Copy-party (or less aggressively, and perhaps more descriptively “demo-party”), that was the name of a weekend of mildly Dionysian digital festival here in Northern Europe during the late 80s and the 90s.
*Update:* Danish radio DR1’s show Harddisken has Frederik Berg Olsen’s radio programme about NGJ07. FBO had a tape recorder with him, and made a Gonzo radio reportage from the event, which’ll be broadcast (in Danish) tonight at 20:00. You can also download it, and hear it at your leisure.
Yesterday, I experienced the same kind of group exhilaration at Nordic Game Jam, a meetup of kindred souls from the Nordic area in Copenhagen’s IT university building. A whole weekend! 36 hours to design and make a computer game. No holds barred.
(I think the constraints of this Jam was about game design, not about technology.)
Fellow Copenhagener Frederik Berg Olsen was there, participating with the Snowscape team, as a game designer. I met his team-mates, and even though the rigors of completing a computer game in a limited time-span take their toll, they were a cheerful and kind lot. The puns at mid-afternoon on Sunday were quite… ripe. “RoboSnow! SnoboCop!”
My thoughts about what tools to bring to the next year’s Jam was:
* exotic hardware (dance mats, game joysticks with “force feedback”, light pistols, NES handcontrols — hm, should one make a NES game? Thorbiörn, whaddya say?)

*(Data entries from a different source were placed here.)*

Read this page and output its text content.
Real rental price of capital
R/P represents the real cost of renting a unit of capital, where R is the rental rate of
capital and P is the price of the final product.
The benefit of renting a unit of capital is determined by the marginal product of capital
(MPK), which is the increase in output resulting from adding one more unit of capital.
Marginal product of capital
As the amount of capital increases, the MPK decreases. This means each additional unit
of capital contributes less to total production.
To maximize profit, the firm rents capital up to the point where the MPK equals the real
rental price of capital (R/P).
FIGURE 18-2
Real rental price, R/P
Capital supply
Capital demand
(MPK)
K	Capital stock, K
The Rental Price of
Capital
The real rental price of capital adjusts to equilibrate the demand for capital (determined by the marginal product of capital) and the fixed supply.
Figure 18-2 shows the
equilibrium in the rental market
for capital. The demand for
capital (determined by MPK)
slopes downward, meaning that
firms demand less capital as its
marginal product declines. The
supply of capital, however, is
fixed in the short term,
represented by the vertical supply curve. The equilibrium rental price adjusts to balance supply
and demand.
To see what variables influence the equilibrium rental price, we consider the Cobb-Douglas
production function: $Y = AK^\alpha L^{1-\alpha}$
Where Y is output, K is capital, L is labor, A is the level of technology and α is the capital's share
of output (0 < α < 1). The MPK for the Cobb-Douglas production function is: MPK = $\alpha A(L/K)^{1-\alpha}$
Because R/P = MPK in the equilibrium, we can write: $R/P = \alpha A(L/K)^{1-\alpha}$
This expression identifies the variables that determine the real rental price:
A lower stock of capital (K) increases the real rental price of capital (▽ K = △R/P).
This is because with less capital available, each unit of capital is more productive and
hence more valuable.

* super-productive software kit to run said hardware (Pygame, some Ruby wrappers for SDL, perhaps, some Windows package — maybe HGE — to make games). Having tried the software before could be good. Does it run on my laptop? Does it do sound input? You know, trying to moderate the effects of Murphy’s Law.
* or, taking the “prevalent” route: Flash, with all bells and whistles. Or, even Javascript? In-browser, or not?
* or, tying in the Web in some way
* good ideas, games that you want to make
Yes, I say next year, ’cause I’m coming then. It looked like tons of fun.
Practical details that might be useful:
* Integration/build machine for Java projects. Run the Buildix live-CD Linux distribution.
* A wiki-wall of Post-its and so on, where Help Wanted, Stuff We Brought, Have You Seen My Blue Cable, etc, could be put up
* Pre-event setup Subversion repositories for everything — maybe Google Code? But, you need to be able to set the stuff up lightning-fast
* Perhaps having your own team’s tech-support/auxiliary guru to solve any crises. (But, hey, no crises, please.)
Update: I got Gosu with Ruby to work! It’s a delightful 2D-game framework. Cute!